Bacteriophage in the environment

Some time ago it was detected that phages are much more abundant in the water column of freshwater and marine habitats than previously thought and that they can cause significant mortality of bacterioplankton. Methods in phage community ecology have been developed to assess phage-induced mortality of bacterioplankton and its role for food web process and biogeochemical cycles, to genetically fingerprint phage communities or populations and estimate viral biodiversity by metagenomics. The release of lysis products by phages converts organic carbon from particulate (cells) to dissolved forms (lysis products), which makes organic carbon more bio-available and thus acts as a catalyst of geochemical nutrient cycles. Phages are not only the most abundant biological entities but probably also the most diverse ones. The majority of the sequence data obtained from phage communities has no equivalent in data bases. These data and other detailed analyses indicate that phage-specific genes and ecological traits are much more frequent than previously thought. In order to reveal the meaning of this genetic and ecological versatility, studies have to be performed with communities and at spatiotemporal scales relevant for microorganisms.

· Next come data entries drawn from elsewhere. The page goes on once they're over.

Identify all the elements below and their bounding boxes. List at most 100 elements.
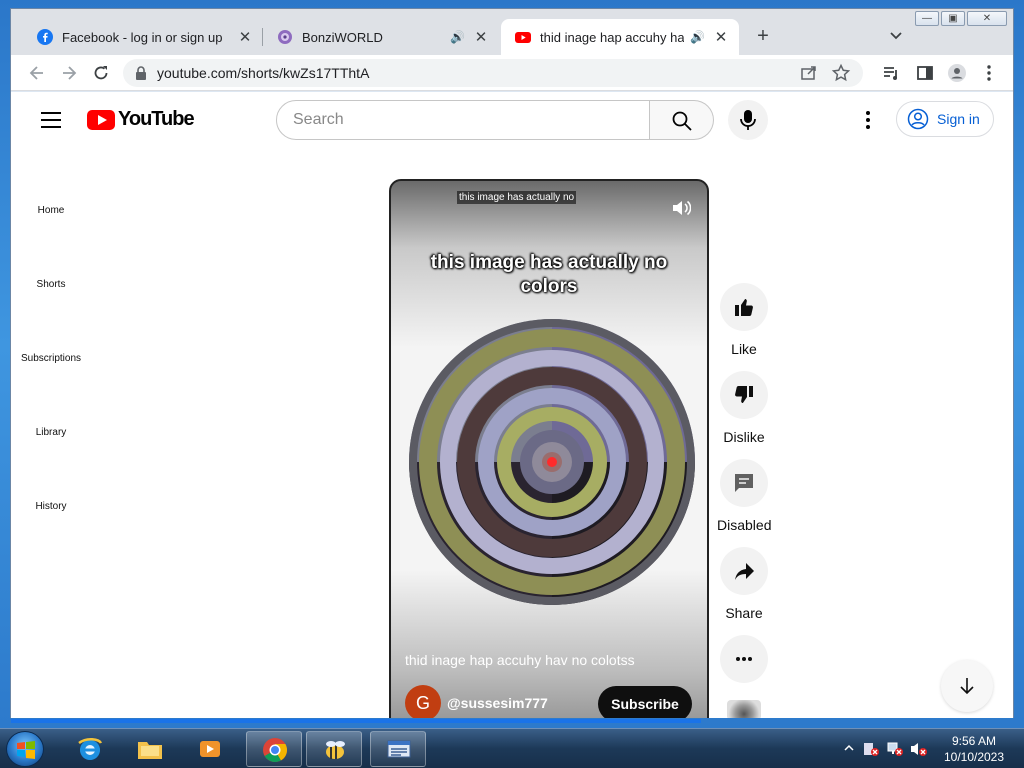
share-page-icon[interactable] — [799, 63, 819, 83]
next-video-button[interactable] — [941, 660, 993, 712]
minimize-button[interactable]: — — [915, 11, 939, 26]
logo-text: YouTube — [118, 108, 195, 130]
taskbar-bonzi[interactable] — [306, 731, 362, 767]
tab-strip: Facebook - log in or sign up ✕ BonziWORL… — [11, 9, 1013, 55]
thumbs-down-icon — [735, 386, 753, 403]
facebook-icon — [37, 29, 53, 45]
clock-date: 10/10/2023 — [943, 750, 1005, 764]
speaker-icon[interactable]: 🔊 — [690, 30, 705, 44]
back-icon[interactable] — [27, 63, 47, 83]
comments-action[interactable]: Disabled — [717, 459, 771, 533]
video-title[interactable]: thid inage hap accuhy hav no colotss — [405, 652, 635, 668]
profile-icon[interactable] — [947, 63, 967, 83]
new-tab-button[interactable]: + — [751, 26, 775, 46]
taskbar-media-player[interactable] — [182, 731, 238, 767]
internet-explorer-icon — [78, 738, 103, 760]
nav-subscriptions[interactable]: Subscriptions — [11, 353, 91, 364]
search-input[interactable]: Search — [276, 100, 650, 140]
browser-window: Facebook - log in or sign up ✕ BonziWORL… — [10, 8, 1014, 723]
bee-icon — [326, 741, 345, 759]
tray-expand-icon[interactable] — [842, 741, 856, 755]
forward-icon[interactable] — [59, 63, 79, 83]
search-icon — [672, 111, 692, 131]
video-overlay-text: this image has actually no colors — [430, 252, 668, 297]
chevron-down-icon[interactable] — [887, 26, 905, 44]
page-load-progress — [11, 719, 701, 723]
system-clock[interactable]: 9:56 AM 10/10/2023 — [934, 733, 1014, 765]
sign-in-button[interactable]: Sign in — [896, 101, 994, 137]
media-player-icon — [200, 741, 220, 757]
address-bar[interactable]: youtube.com/shorts/kwZs17TThtA — [123, 59, 863, 87]
share-arrow-icon — [735, 563, 754, 580]
short-video-player[interactable]: this image has actually no this image ha… — [389, 179, 709, 718]
settings-menu-icon[interactable] — [856, 110, 880, 130]
youtube-play-icon — [87, 109, 115, 130]
media-control-icon[interactable] — [881, 63, 901, 83]
dislike-action[interactable]: Dislike — [717, 371, 771, 445]
reload-icon[interactable] — [91, 63, 111, 83]
nav-library[interactable]: Library — [11, 427, 91, 438]
tab-bonziworld[interactable]: BonziWORLD 🔊 ✕ — [263, 19, 499, 55]
channel-avatar[interactable]: G — [405, 685, 441, 718]
like-label: Like — [731, 341, 757, 357]
taskbar-file-explorer[interactable] — [122, 731, 178, 767]
search-button[interactable] — [650, 100, 714, 140]
tab-facebook[interactable]: Facebook - log in or sign up ✕ — [23, 19, 263, 55]
system-tray — [842, 741, 928, 757]
comments-label: Disabled — [717, 517, 772, 533]
start-button[interactable] — [6, 731, 44, 767]
taskbar-app-window[interactable] — [370, 731, 426, 767]
next-short-thumbnail[interactable] — [727, 700, 761, 718]
action-center-icon[interactable] — [862, 741, 880, 757]
comments-button[interactable] — [720, 459, 768, 507]
more-options-button[interactable] — [720, 635, 768, 683]
folder-icon — [138, 742, 162, 759]
url-text[interactable]: youtube.com/shorts/kwZs17TThtA — [157, 65, 369, 81]
youtube-icon — [515, 32, 531, 43]
close-tab-icon[interactable]: ✕ — [473, 28, 489, 46]
taskbar-internet-explorer[interactable] — [62, 731, 118, 767]
youtube-logo[interactable]: YouTube — [87, 108, 195, 131]
volume-muted-icon[interactable] — [910, 741, 928, 757]
voice-search-button[interactable] — [728, 100, 768, 140]
like-button[interactable] — [720, 283, 768, 331]
side-panel-icon[interactable] — [915, 63, 935, 83]
close-tab-icon[interactable]: ✕ — [237, 28, 253, 46]
arrow-down-icon — [960, 678, 974, 695]
menu-icon[interactable] — [41, 112, 61, 128]
dislike-label: Dislike — [723, 429, 765, 445]
tab-youtube-short[interactable]: thid inage hap accuhy hav no colotss 🔊 ✕ — [501, 19, 739, 55]
bonzi-icon — [278, 30, 292, 44]
network-icon[interactable] — [886, 741, 904, 757]
maximize-button[interactable]: ▣ — [941, 11, 965, 26]
browser-menu-icon[interactable] — [979, 63, 999, 83]
more-horizontal-icon — [736, 657, 752, 661]
more-action[interactable] — [717, 635, 771, 683]
taskbar-chrome[interactable] — [246, 731, 302, 767]
channel-handle[interactable]: @sussesim777 — [447, 695, 548, 711]
close-window-button[interactable]: ✕ — [967, 11, 1007, 26]
speaker-icon[interactable]: 🔊 — [450, 30, 465, 44]
share-label: Share — [725, 605, 763, 621]
lock-icon[interactable] — [135, 66, 147, 80]
closed-caption: this image has actually no — [457, 191, 577, 204]
dislike-button[interactable] — [720, 371, 768, 419]
taskbar: 9:56 AM 10/10/2023 — [0, 728, 1024, 768]
nav-history[interactable]: History — [11, 501, 91, 512]
like-action[interactable]: Like — [717, 283, 771, 357]
volume-icon[interactable] — [671, 199, 691, 217]
share-action[interactable]: Share — [717, 547, 771, 621]
share-button[interactable] — [720, 547, 768, 595]
subscribe-button[interactable]: Subscribe — [598, 686, 692, 718]
nav-shorts[interactable]: Shorts — [11, 279, 91, 290]
close-tab-icon[interactable]: ✕ — [713, 28, 729, 46]
bookmark-star-icon[interactable] — [831, 63, 851, 83]
keyboard-window-icon — [387, 740, 411, 758]
tab-title: thid inage hap accuhy hav no colotss — [540, 29, 685, 45]
clock-time: 9:56 AM — [951, 734, 997, 748]
concentric-disc-image — [409, 319, 695, 605]
tab-title: Facebook - log in or sign up — [62, 29, 223, 45]
window-controls: — ▣ ✕ — [913, 11, 1007, 26]
sign-in-label: Sign in — [937, 111, 980, 127]
nav-home[interactable]: Home — [11, 205, 91, 216]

Bacteriophages have also been used in hydrological tracing and modelling in river systems especially where surface water and groundwater interactions occur. The use of phage is preferred to the more conventional dye marker because they are significantly less adsorbed when passing through ground-waters and they are readily detected at very low concentrations.

Bacteriophages and food fermentation

A broad number of food products, commodity chemicals, and biotechnology products are manufactured industrially by large-scale bacterial fermentation of various organic substrates. Because enormous amounts of bacteria are being cultivated each day in large fermentation vats, the risk that bacteriophage contamination rapidly brings fermentations to a halt and cause economical setbacks is a serious threat in these industries. The relationship between bacteriophages and their bacterial hosts is very important in the context of the food fermentation industry. Sources of phage contamination, measures to control their propagation and dissemination, and biotechnological defense strategies developed to restrain phages are of interest. The dairy fermentation industry has openly acknowledged the problem of phage and has been working with academia and starter culture companies to develop defense strategies and systems to curtail the propagation and evolution of phages for decades.

Other areas of use

In August, 2006 the United States Food and Drug Administration (FDA) approved using bacteriophages on cheese to kill the Listeria monocytogenes bacteria, giving them GRAS status (Generally Recognized As Safe). In July 2007, the same bacteriophages were approved for use on all food products. Government agencies in the West have for several years been looking to Georgia and the Former Soviet Union for help with exploiting phages for counteracting bioweapons and toxins e.g. Anthrax, Botulism. There are many developments with this amongst research groups in the US. Other uses include spray application in horticulture for protecting plants and vegetable produce from decay and the spread of bacterial disease. Other applications for bacteriophages are as a biocide for environmental surfaces e.g. hospitals - and as a preventative treatment for catheters and medical devices prior to use in clinical settings. The technology now exists for phages to be applied to dry surfaces e.g. uniforms, curtains - even sutures for surgery. Clinical trials reported in the Lancet show success in veterinary treatment of pet dogs with otitis. Phage display is a different use of phages. It is a powerful yet simple technique involving a library of phages with a variable peptide linked to a surface protein. Each phage's genome encodes the variant of the protein displayed on its surface (hence the name), providing a link between the peptide variant and its encoding gene. Variant phages from the library can be selected through their binding affinity to an immobilized molecule (e.g. Botulism toxin to neutralize it). The bound selected phages can be multiplied by re-infecting a susceptible bacterial strain, thus allowing them to retrieve the peptides encoded in them for further study.